Recipe by Oolala
Quick to prepare. I saw it in the Sun Sentinel but it is adapted from Bite Size: Elegant Recipes for Entertaining, Francoise Payard.
- 20 large cherry tomatoes
- 8 ounces goat cheese
- 2 tablespoons extra virgin olive oil
- 1 scallion, white and green parts, thinly sliced, diagonally
- 1 tablespoon basil, chiffonade
- 1⁄2 tablespoon tarragon, chopped
- 1⁄2 tablespoon black peppercorns, cracked
- fine sea salt, to taste
Directions See How It's Made
- Cut off top of each tomato with a sharp knife.
- Using a melon baller, scoop out and discard tomato pulp.

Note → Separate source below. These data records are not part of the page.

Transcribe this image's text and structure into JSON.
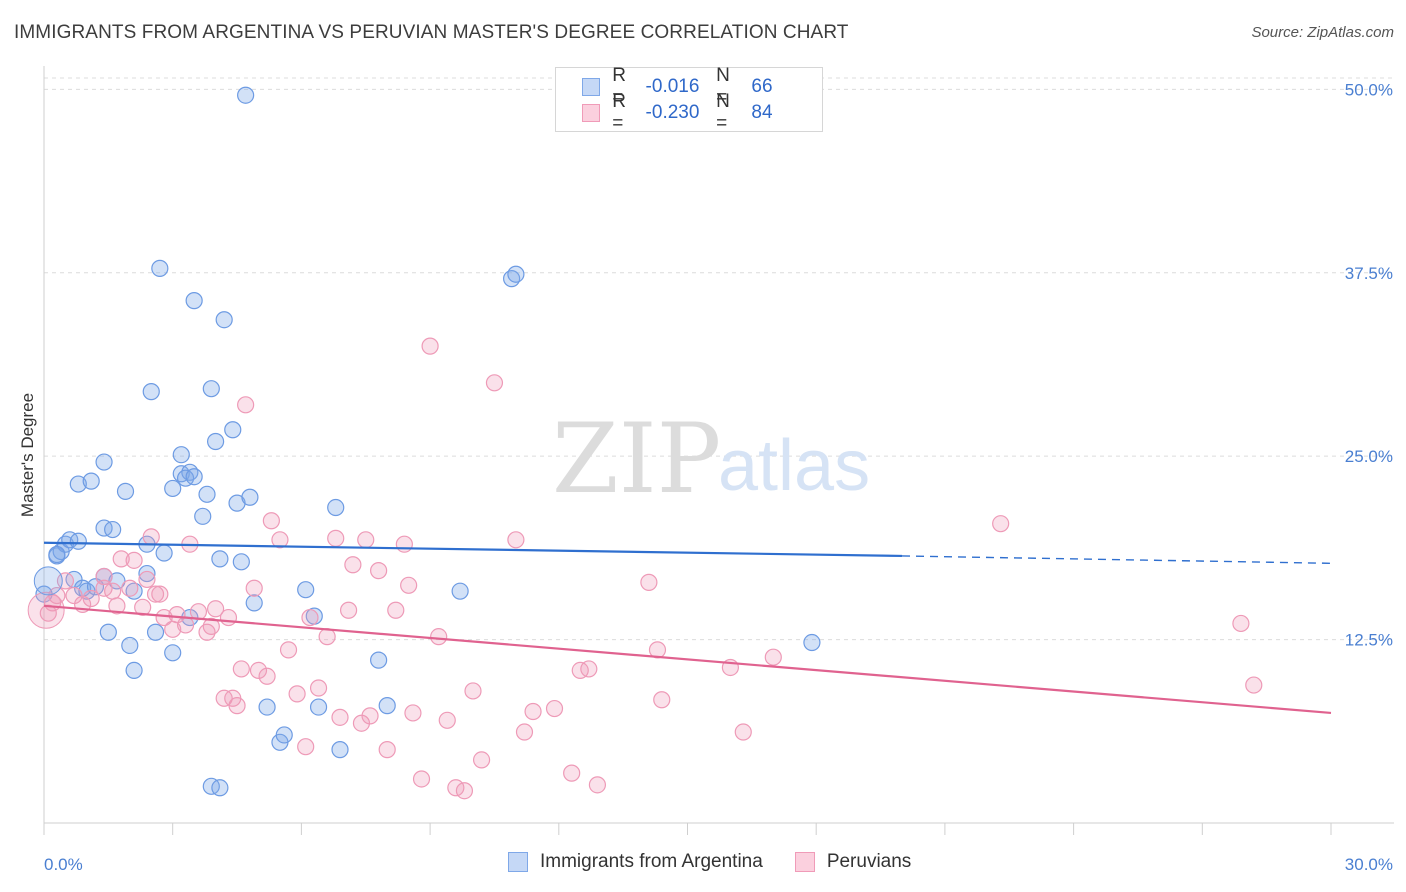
{
  "title": "IMMIGRANTS FROM ARGENTINA VS PERUVIAN MASTER'S DEGREE CORRELATION CHART",
  "source": "Source: ZipAtlas.com",
  "watermark": {
    "zip": "ZIP",
    "atlas": "atlas"
  },
  "legend": {
    "rows": [
      {
        "r_label": "R =",
        "r_value": "-0.016",
        "n_label": "N =",
        "n_value": "66"
      },
      {
        "r_label": "R =",
        "r_value": "-0.230",
        "n_label": "N =",
        "n_value": "84"
      }
    ]
  },
  "bottom_legend": [
    "Immigrants from Argentina",
    "Peruvians"
  ],
  "chart_data": {
    "type": "scatter",
    "title": "IMMIGRANTS FROM ARGENTINA VS PERUVIAN MASTER'S DEGREE CORRELATION CHART",
    "xlabel": "",
    "ylabel": "Master's Degree",
    "xlim": [
      0,
      30
    ],
    "ylim": [
      0,
      52
    ],
    "x_tick_labels": [
      "0.0%",
      "30.0%"
    ],
    "y_ticks": [
      12.5,
      25.0,
      37.5,
      50.0
    ],
    "y_tick_labels": [
      "12.5%",
      "25.0%",
      "37.5%",
      "50.0%"
    ],
    "grid": "horizontal dashed",
    "colors": {
      "argentina": "#7fa8e8",
      "argentina_line": "#2f6fcf",
      "peru": "#f09bb8",
      "peru_line": "#e0628f"
    },
    "series": [
      {
        "name": "Immigrants from Argentina",
        "points": [
          [
            0.3,
            18.2
          ],
          [
            0.4,
            18.5
          ],
          [
            0.5,
            19.0
          ],
          [
            0.6,
            19.3
          ],
          [
            0.8,
            19.2
          ],
          [
            0.7,
            16.6
          ],
          [
            0.9,
            16.0
          ],
          [
            1.0,
            15.8
          ],
          [
            1.2,
            16.1
          ],
          [
            1.4,
            20.1
          ],
          [
            1.4,
            16.8
          ],
          [
            1.7,
            16.5
          ],
          [
            1.6,
            20.0
          ],
          [
            2.4,
            19.0
          ],
          [
            2.4,
            17.0
          ],
          [
            2.8,
            18.4
          ],
          [
            2.5,
            29.4
          ],
          [
            2.7,
            37.8
          ],
          [
            3.0,
            22.8
          ],
          [
            3.2,
            23.8
          ],
          [
            3.4,
            23.9
          ],
          [
            3.2,
            25.1
          ],
          [
            3.3,
            23.5
          ],
          [
            3.5,
            35.6
          ],
          [
            3.5,
            23.6
          ],
          [
            3.7,
            20.9
          ],
          [
            3.8,
            22.4
          ],
          [
            3.9,
            29.6
          ],
          [
            4.0,
            26.0
          ],
          [
            4.2,
            34.3
          ],
          [
            4.4,
            26.8
          ],
          [
            4.5,
            21.8
          ],
          [
            4.8,
            22.2
          ],
          [
            1.4,
            24.6
          ],
          [
            0.8,
            23.1
          ],
          [
            1.1,
            23.3
          ],
          [
            1.9,
            22.6
          ],
          [
            2.0,
            12.1
          ],
          [
            2.1,
            10.4
          ],
          [
            1.5,
            13.0
          ],
          [
            2.6,
            13.0
          ],
          [
            3.0,
            11.6
          ],
          [
            3.4,
            14.0
          ],
          [
            3.9,
            2.5
          ],
          [
            4.1,
            2.4
          ],
          [
            4.6,
            17.8
          ],
          [
            5.2,
            7.9
          ],
          [
            5.5,
            5.5
          ],
          [
            5.6,
            6.0
          ],
          [
            6.1,
            15.9
          ],
          [
            6.3,
            14.1
          ],
          [
            6.4,
            7.9
          ],
          [
            6.8,
            21.5
          ],
          [
            6.9,
            5.0
          ],
          [
            7.8,
            11.1
          ],
          [
            8.0,
            8.0
          ],
          [
            9.7,
            15.8
          ],
          [
            10.9,
            37.1
          ],
          [
            11.0,
            37.4
          ],
          [
            17.9,
            12.3
          ],
          [
            4.7,
            49.6
          ],
          [
            4.9,
            15.0
          ],
          [
            4.1,
            18.0
          ],
          [
            0.3,
            18.3
          ],
          [
            0.0,
            15.6
          ],
          [
            2.1,
            15.8
          ]
        ]
      },
      {
        "name": "Peruvians",
        "points": [
          [
            0.1,
            14.3
          ],
          [
            0.2,
            15.0
          ],
          [
            0.3,
            15.5
          ],
          [
            0.5,
            16.5
          ],
          [
            0.7,
            15.5
          ],
          [
            0.9,
            14.9
          ],
          [
            1.1,
            15.3
          ],
          [
            1.4,
            16.0
          ],
          [
            1.6,
            15.8
          ],
          [
            1.7,
            14.8
          ],
          [
            1.8,
            18.0
          ],
          [
            2.0,
            16.0
          ],
          [
            2.1,
            17.9
          ],
          [
            2.3,
            14.7
          ],
          [
            2.4,
            16.6
          ],
          [
            2.5,
            19.5
          ],
          [
            2.6,
            15.6
          ],
          [
            2.7,
            15.6
          ],
          [
            2.8,
            14.0
          ],
          [
            3.0,
            13.2
          ],
          [
            3.1,
            14.2
          ],
          [
            3.3,
            13.5
          ],
          [
            3.4,
            19.0
          ],
          [
            3.6,
            14.4
          ],
          [
            3.8,
            13.0
          ],
          [
            3.9,
            13.4
          ],
          [
            4.0,
            14.6
          ],
          [
            4.2,
            8.5
          ],
          [
            4.3,
            14.0
          ],
          [
            4.4,
            8.5
          ],
          [
            4.5,
            8.0
          ],
          [
            4.6,
            10.5
          ],
          [
            4.7,
            28.5
          ],
          [
            4.9,
            16.0
          ],
          [
            5.0,
            10.4
          ],
          [
            5.2,
            10.0
          ],
          [
            5.3,
            20.6
          ],
          [
            5.5,
            19.3
          ],
          [
            5.7,
            11.8
          ],
          [
            5.9,
            8.8
          ],
          [
            6.1,
            5.2
          ],
          [
            6.2,
            14.0
          ],
          [
            6.4,
            9.2
          ],
          [
            6.6,
            12.7
          ],
          [
            6.8,
            19.4
          ],
          [
            6.9,
            7.2
          ],
          [
            7.1,
            14.5
          ],
          [
            7.2,
            17.6
          ],
          [
            7.4,
            6.8
          ],
          [
            7.5,
            19.3
          ],
          [
            7.6,
            7.3
          ],
          [
            7.8,
            17.2
          ],
          [
            8.0,
            5.0
          ],
          [
            8.2,
            14.5
          ],
          [
            8.4,
            19.0
          ],
          [
            8.5,
            16.2
          ],
          [
            8.6,
            7.5
          ],
          [
            8.8,
            3.0
          ],
          [
            9.0,
            32.5
          ],
          [
            9.2,
            12.7
          ],
          [
            9.4,
            7.0
          ],
          [
            9.6,
            2.4
          ],
          [
            9.8,
            2.2
          ],
          [
            10.0,
            9.0
          ],
          [
            10.2,
            4.3
          ],
          [
            10.5,
            30.0
          ],
          [
            11.0,
            19.3
          ],
          [
            11.2,
            6.2
          ],
          [
            11.4,
            7.6
          ],
          [
            11.9,
            7.8
          ],
          [
            12.3,
            3.4
          ],
          [
            12.5,
            10.4
          ],
          [
            12.7,
            10.5
          ],
          [
            12.9,
            2.6
          ],
          [
            14.1,
            16.4
          ],
          [
            14.4,
            8.4
          ],
          [
            14.3,
            11.8
          ],
          [
            16.0,
            10.6
          ],
          [
            16.3,
            6.2
          ],
          [
            17.0,
            11.3
          ],
          [
            22.3,
            20.4
          ],
          [
            27.9,
            13.6
          ],
          [
            28.2,
            9.4
          ],
          [
            1.4,
            16.8
          ]
        ]
      }
    ],
    "trend_lines": [
      {
        "name": "Immigrants from Argentina",
        "x0": 0,
        "y0": 19.1,
        "x1": 20.0,
        "y1": 18.2,
        "dashed_to_x": 30,
        "dashed_to_y": 17.7
      },
      {
        "name": "Peruvians",
        "x0": 0,
        "y0": 14.8,
        "x1": 30,
        "y1": 7.5
      }
    ]
  }
}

- In a bowl, whisk goat cheese and olive oil until smooth.
- Stir in scallions, basil, tarragon and black pepper; season with salt.
- Place cheese mixture in plastic pastry bag, or resealable plastic bag with a 1/4 inch opening cut in tip or corner.
- You can prepare cheese a few hours before your party and keep it refrigerated, but it's.
- best to place it in a bag and pipe it shortly before serving.
- Season inside of each tomato with salt.
- Pipe in enough cheese mixture so that the filling is just coming out of the top.